Die Saison von Pfadi Winterthur findet in der Pilatus Arena in Kriens ihr Ende. Vor 3’033 Zuschauerinnen und Zuschauern, darunter zahlreiche mitgereiste Pfadi-Fans, zeigt Pfadi Winterthur nochmals eine engagierte und mutige Leistung. Trotz grossem Einsatz und vielen starken Phasen reicht es am Ende nicht, und die Partie geht mit 29:35 verloren.
Schwierige Ausgangslage und grosse Moral
Die Voraussetzungen vor dem Spiel sind alles andere als einfach. Der Ausfall von Konrad Hübner wiegt schwer und reduziert die taktischen Möglichkeiten zusätzlich. Dennoch tritt Pfadi Winterthur von Beginn an mit hoher Intensität auf und zeigt früh, dass keine Phase kampflos abgegeben wird.
Besonders in der Defensive gelingt es immer wieder, den Gastgeber aus dem gewohnten Rhythmus zu bringen. Das Spiel wird phasenweise auf wenige zentrale Akteure des Heimteams reduziert, die jedoch ihre individuelle Klasse konsequent ausspielen. Trotz dieser Qualität bleibt Pfadi Winterthur über lange Strecken im Spiel und setzt immer wieder Nadelstiche im Angriff.

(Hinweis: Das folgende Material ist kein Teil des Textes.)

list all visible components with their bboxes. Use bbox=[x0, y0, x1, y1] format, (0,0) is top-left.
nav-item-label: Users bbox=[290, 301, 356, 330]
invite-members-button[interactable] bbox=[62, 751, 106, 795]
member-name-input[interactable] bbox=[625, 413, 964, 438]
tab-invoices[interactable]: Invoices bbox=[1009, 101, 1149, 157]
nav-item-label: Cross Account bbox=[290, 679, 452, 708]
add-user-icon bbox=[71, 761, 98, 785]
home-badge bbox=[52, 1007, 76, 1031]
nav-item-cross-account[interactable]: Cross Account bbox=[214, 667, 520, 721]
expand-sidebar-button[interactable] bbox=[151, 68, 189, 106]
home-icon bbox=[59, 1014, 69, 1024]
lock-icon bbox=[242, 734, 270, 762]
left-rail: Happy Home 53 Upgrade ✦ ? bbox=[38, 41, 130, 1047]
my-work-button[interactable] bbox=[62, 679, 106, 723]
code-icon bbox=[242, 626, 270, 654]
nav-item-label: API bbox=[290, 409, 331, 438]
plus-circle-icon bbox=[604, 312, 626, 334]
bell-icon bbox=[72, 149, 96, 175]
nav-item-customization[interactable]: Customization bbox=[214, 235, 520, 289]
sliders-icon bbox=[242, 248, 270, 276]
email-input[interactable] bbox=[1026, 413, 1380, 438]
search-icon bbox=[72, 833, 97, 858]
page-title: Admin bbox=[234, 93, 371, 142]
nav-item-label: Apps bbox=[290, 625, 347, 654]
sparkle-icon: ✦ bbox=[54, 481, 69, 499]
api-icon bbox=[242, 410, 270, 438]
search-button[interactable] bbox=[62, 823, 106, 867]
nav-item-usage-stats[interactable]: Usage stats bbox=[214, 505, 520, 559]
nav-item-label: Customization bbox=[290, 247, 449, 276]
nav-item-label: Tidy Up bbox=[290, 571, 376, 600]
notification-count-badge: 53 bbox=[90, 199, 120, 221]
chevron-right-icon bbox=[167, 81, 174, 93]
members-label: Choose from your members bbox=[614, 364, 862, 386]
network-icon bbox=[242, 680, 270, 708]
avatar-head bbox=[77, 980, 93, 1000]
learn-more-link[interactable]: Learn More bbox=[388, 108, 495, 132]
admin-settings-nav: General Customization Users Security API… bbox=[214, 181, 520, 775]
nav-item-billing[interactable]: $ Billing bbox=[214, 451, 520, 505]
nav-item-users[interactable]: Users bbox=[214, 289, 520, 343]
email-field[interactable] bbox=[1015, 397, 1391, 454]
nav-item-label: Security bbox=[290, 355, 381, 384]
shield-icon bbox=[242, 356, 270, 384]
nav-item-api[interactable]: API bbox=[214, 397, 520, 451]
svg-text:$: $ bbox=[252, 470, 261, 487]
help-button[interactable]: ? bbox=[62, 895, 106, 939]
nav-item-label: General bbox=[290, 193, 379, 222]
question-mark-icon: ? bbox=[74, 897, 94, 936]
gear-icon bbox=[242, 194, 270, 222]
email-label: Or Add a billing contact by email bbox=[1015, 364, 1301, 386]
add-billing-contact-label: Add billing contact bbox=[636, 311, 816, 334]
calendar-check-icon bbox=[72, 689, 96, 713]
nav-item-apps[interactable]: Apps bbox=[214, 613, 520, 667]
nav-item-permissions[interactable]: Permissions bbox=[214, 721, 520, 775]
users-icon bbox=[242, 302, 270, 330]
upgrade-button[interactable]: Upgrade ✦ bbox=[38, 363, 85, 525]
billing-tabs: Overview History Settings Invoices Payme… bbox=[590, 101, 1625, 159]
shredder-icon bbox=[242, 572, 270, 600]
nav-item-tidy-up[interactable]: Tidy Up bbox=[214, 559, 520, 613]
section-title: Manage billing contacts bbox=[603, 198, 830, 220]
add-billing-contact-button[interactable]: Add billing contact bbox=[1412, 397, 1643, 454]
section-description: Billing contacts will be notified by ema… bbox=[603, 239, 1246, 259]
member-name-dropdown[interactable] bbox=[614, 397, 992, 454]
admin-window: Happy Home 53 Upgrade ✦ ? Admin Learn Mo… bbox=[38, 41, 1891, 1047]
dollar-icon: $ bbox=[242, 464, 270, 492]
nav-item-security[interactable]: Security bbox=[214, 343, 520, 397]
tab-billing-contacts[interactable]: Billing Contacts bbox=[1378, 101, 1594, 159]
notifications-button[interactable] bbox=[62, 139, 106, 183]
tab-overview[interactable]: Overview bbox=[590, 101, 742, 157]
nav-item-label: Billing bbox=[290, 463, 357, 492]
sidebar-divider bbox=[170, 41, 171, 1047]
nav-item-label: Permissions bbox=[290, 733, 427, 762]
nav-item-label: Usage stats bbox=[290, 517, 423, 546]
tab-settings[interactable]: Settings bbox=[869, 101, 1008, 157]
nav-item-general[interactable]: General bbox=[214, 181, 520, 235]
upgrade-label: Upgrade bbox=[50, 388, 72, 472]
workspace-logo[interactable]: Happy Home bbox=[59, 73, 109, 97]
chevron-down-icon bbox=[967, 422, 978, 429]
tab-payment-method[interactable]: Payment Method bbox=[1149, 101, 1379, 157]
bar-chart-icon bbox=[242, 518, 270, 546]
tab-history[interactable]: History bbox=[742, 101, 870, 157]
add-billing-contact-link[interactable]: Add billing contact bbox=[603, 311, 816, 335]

Unterstützung von den Rängen
Trotz der schwierigen Phase in der Schlussphase der Saison bleibt die Unterstützung von den Rängen beeindruckend. Die mitgereisten Fans von Pfadi Winterthur sorgen über die gesamte Spielzeit hinweg für eine Atmosphäre, die dem Team zusätzlichen Rückhalt gibt. Diese Verbindung zwischen Team und Anhängerschaft bleibt auch in einem verlorenen Spiel deutlich spürbar.
Die Energie von der Tribüne überträgt sich immer wieder auf das Feld, insbesondere in jenen Phasen, in denen Pfadi Winterthur sich nochmals herankämpft und Hoffnung auf eine Wende aufkommt. Genau diese Momente unterstreichen den Charakter dieser Mannschaft, die sich nie aufgibt.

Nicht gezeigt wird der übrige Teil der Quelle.